In primary school in Rwanda, we recited what we called ‘mara’ (mathematical tables) every morning. This meant subtracting, adding, multiplying or dividing any numbers and giving an answer in a split second. The teacher only needed to have his numbers ready on the blackboard and we’d give him answers to any sum before he could even point his long ‘rêgle’ (ruler).
It was like this. As soon as we entered class, the teacher pointed at a multiplication question, for instance, and shouted your name. He’d point at 147X73, say, and shout: “Ingina!” And I’d shoot up without hesitation and squeal: “Ten thousand – seven hundred – thirty-one!” Then, without giving me even a hint of a cursory look to confirm the accuracy of my answer, he’d turn to another pupil and point at other numbers and the rote lesson would continue.
But suppose you got the answer wrong, God forbid. Celestin, our Maths teacher, would look at you as if you were something that a cat dragged in yesterday. Then he’d pick the nearest object and hurl it at you. If you were lucky, the object would be something soft. Many times, unfortunately, we were not so lucky. Like this time he pointed at 3,741÷29.3 and shouted my name. Again, I squealed: “One hundred – twenty – seven – point – six – eight – zero!” Then he gave me that ugly look.

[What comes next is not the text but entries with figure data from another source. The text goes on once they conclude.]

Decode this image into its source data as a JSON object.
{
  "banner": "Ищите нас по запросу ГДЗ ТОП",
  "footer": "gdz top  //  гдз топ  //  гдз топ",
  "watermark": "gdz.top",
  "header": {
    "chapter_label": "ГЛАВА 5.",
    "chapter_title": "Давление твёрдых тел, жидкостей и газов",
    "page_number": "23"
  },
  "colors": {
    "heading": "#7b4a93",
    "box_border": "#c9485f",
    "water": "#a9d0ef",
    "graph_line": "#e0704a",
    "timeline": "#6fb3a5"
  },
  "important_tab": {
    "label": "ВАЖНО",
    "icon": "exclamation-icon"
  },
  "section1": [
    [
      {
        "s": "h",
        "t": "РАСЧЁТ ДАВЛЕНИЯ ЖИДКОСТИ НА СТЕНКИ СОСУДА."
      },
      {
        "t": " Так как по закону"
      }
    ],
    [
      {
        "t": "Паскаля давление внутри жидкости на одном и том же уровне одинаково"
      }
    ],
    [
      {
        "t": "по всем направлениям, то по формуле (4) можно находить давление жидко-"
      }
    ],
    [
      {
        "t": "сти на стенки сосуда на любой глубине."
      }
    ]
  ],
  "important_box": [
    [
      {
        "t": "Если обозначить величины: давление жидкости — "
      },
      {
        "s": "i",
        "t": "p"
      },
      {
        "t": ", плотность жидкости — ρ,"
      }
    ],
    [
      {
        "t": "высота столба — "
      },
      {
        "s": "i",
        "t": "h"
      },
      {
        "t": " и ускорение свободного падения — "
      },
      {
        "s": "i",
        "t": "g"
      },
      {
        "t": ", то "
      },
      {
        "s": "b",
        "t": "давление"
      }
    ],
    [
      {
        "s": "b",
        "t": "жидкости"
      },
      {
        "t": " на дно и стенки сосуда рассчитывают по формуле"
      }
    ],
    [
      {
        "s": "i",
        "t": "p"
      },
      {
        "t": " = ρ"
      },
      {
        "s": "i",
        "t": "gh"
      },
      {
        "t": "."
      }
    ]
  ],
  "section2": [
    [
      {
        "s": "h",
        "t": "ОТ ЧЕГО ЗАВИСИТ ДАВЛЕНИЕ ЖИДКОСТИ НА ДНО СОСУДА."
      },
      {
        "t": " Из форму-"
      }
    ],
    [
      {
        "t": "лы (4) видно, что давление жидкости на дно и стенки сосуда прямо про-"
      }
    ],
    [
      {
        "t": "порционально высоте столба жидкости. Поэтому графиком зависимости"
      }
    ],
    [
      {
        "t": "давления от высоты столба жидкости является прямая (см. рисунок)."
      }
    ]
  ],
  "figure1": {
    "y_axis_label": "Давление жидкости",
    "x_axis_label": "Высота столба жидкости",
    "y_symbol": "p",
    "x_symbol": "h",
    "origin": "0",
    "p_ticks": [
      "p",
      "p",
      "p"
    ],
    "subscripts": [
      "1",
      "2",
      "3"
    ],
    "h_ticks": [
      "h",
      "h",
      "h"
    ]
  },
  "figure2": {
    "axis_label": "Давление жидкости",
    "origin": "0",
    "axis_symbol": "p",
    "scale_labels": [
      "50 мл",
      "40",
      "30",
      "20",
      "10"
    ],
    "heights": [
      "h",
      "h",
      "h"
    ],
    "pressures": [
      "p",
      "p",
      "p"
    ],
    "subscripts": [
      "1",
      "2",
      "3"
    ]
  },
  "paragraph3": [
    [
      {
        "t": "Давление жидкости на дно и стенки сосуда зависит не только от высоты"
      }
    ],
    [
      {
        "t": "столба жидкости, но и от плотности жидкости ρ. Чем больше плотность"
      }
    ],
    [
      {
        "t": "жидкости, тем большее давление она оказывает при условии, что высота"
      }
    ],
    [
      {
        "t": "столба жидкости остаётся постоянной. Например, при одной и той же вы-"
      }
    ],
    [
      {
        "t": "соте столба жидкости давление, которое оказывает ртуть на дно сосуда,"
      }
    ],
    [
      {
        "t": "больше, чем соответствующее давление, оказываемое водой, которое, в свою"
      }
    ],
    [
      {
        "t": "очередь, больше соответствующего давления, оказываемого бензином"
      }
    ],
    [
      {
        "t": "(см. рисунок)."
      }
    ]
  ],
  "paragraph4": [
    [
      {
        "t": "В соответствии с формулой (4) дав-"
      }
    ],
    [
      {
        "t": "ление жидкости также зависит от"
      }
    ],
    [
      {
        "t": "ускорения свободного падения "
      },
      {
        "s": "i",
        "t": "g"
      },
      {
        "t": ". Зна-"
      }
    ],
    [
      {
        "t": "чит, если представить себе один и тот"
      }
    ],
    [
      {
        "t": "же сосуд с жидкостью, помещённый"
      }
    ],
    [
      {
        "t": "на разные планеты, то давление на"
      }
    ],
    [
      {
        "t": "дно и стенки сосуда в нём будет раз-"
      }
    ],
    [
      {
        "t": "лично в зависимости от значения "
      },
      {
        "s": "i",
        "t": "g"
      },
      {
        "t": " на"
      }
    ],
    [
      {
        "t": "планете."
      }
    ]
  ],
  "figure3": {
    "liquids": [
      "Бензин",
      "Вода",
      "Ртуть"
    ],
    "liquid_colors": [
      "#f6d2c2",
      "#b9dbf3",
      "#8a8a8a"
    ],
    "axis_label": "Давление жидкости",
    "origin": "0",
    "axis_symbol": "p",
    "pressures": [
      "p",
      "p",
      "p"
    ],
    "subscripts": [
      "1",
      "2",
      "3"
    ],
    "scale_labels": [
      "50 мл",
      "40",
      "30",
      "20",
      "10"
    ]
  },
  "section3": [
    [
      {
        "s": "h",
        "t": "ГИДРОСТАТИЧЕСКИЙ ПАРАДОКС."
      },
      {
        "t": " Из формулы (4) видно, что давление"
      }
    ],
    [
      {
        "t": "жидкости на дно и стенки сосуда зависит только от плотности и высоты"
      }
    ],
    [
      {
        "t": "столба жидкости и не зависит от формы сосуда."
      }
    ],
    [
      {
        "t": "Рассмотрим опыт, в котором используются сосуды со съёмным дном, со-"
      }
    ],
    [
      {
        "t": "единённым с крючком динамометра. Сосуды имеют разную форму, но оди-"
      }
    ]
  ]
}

I wouldn’t have minded the ugly look, only there was a stone slate next to him. That spelt the end for me. Remember, a slate in our time was an object we used in place of an exercise book. But it was better because we used it multiple times. There were two types: one in cardboard and another in clay or stone. In both cases, they were used as blackboards as you could erase whatever you wrote so as to use them again. The cardboard one was light but the stone/clay one was as heavy and hard as a stone.
Imagine me, then, in the face of such danger. After weighing up the situation, I did what any wise person would have done, in my place: run for dear life. But my dear life wasn’t going to be saved, poor me. As I made to run for it, the slate caught me at the back of the knee and I fell down, knocking my head on the dust floor. A piece of the slate cut me on the leg but, otherwise, I was intact. That’s how I survived and went on to be tortured with more ‘mara’ rote lessons.

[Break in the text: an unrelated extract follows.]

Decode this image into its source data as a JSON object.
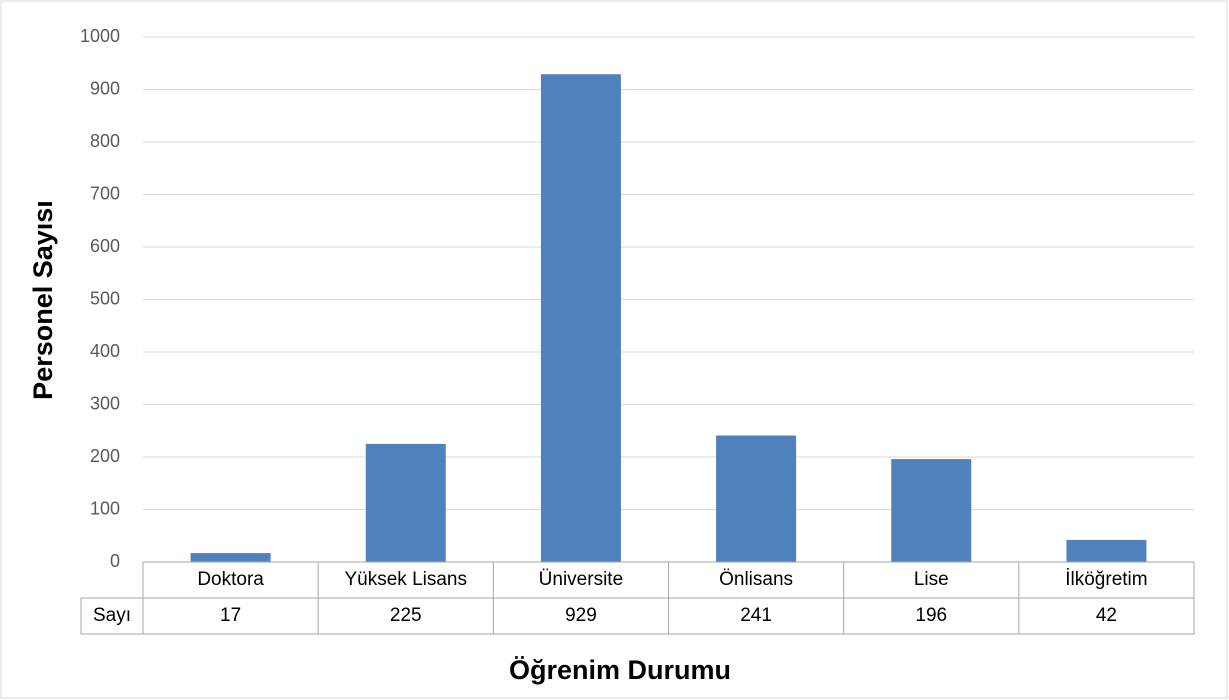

Even in exile, as we were taught by our fellow refugees, this ‘mara’ torture continued until we finished primary school and joined secondary school. Whereupon, arithmetic became a complete alien. Instead of using our rote brain to juggle numbers around, we were introduced to some curious objects.
We were told that our brains needed a rest and we could use beads to add or subtract, instead of our brains. The beads were on a board and we were supposed to play with them and get our subtraction or additions more easily.

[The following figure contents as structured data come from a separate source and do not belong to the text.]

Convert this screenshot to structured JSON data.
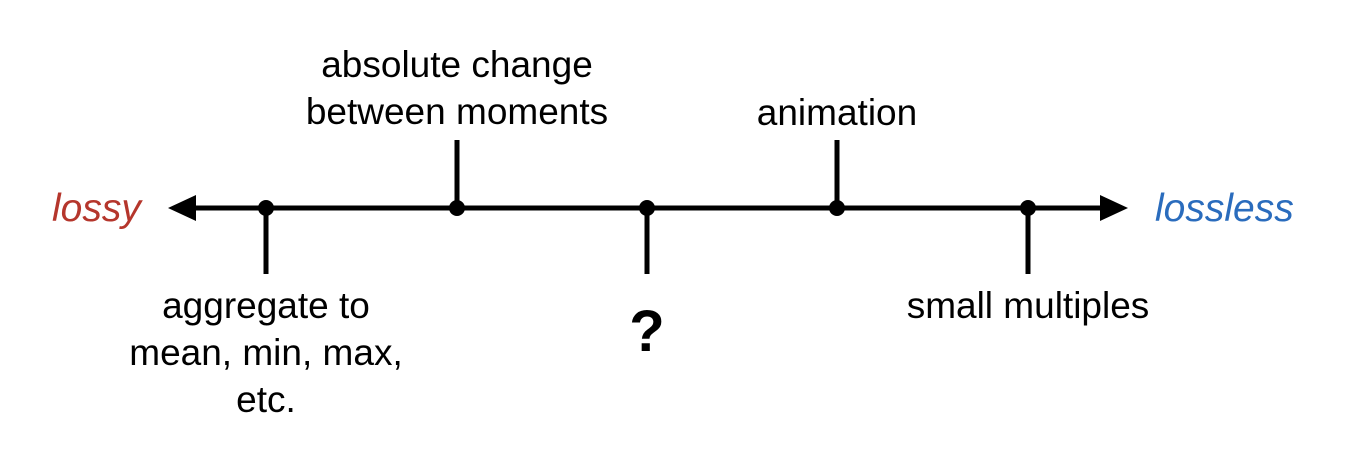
{
  "axis": {
    "left_label": "lossy",
    "right_label": "lossless",
    "left_color": "#b5362c",
    "right_color": "#2a6cbd",
    "line_color": "#000000"
  },
  "points": [
    {
      "id": "aggregate",
      "lines": [
        "aggregate to",
        "mean, min, max,",
        "etc."
      ],
      "side": "below"
    },
    {
      "id": "absolute-change",
      "lines": [
        "absolute change",
        "between moments"
      ],
      "side": "above"
    },
    {
      "id": "unknown",
      "lines": [
        "?"
      ],
      "side": "below"
    },
    {
      "id": "animation",
      "lines": [
        "animation"
      ],
      "side": "above"
    },
    {
      "id": "small-multiples",
      "lines": [
        "small multiples"
      ],
      "side": "below"
    }
  ]
}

We played around with those beads for about two years and by the end I could hardly count to one hundred. So idle was the brain that it seemed to be dying. The contraption responsible for that death was called a ‘spike abacus’.
In third year, even the board of beads was done away with. In its place, a ruler was introduced. Yes, you got it right: a ruler like the one we used to trace lines. Only this one was not wooden. By all appearances, it seemed to be made in glass. Actually, it was not a single ruler: it was one big ruler with many other sliding rulers inside it! We used it primarily for multiplication and division but never for addition or subtraction. We also were told that we’d be using it for strange things like roots, logarithms, trigonometry, etc. The contraption this time was called a ‘slide rule’.
After trying to slide the things a couple of times without making sense, I gave up. No, this Maths had been messed up. I wanted none of it and I told my teacher so. With the result that any student who failed to perform well in Maths was told by the teacher “to do an Ingina”.
In short, transfer to Arts subjects. But even before a year was out, the slide rule was done away with, too. This time what came on the scene was a cute little thing. It was small, easily portable and could perform basic as well as complex operations of arithmetic. Even a one-year-old ccould operate it without thinking. Yes, you guessed right: the ‘calculator’.
Then came the computer, the internet, the cellular phone. Now iPod, iPad, iEtc, etc! Do we still need mathematicians amongst us? Me, exile helped me for once. It forced me to guess early!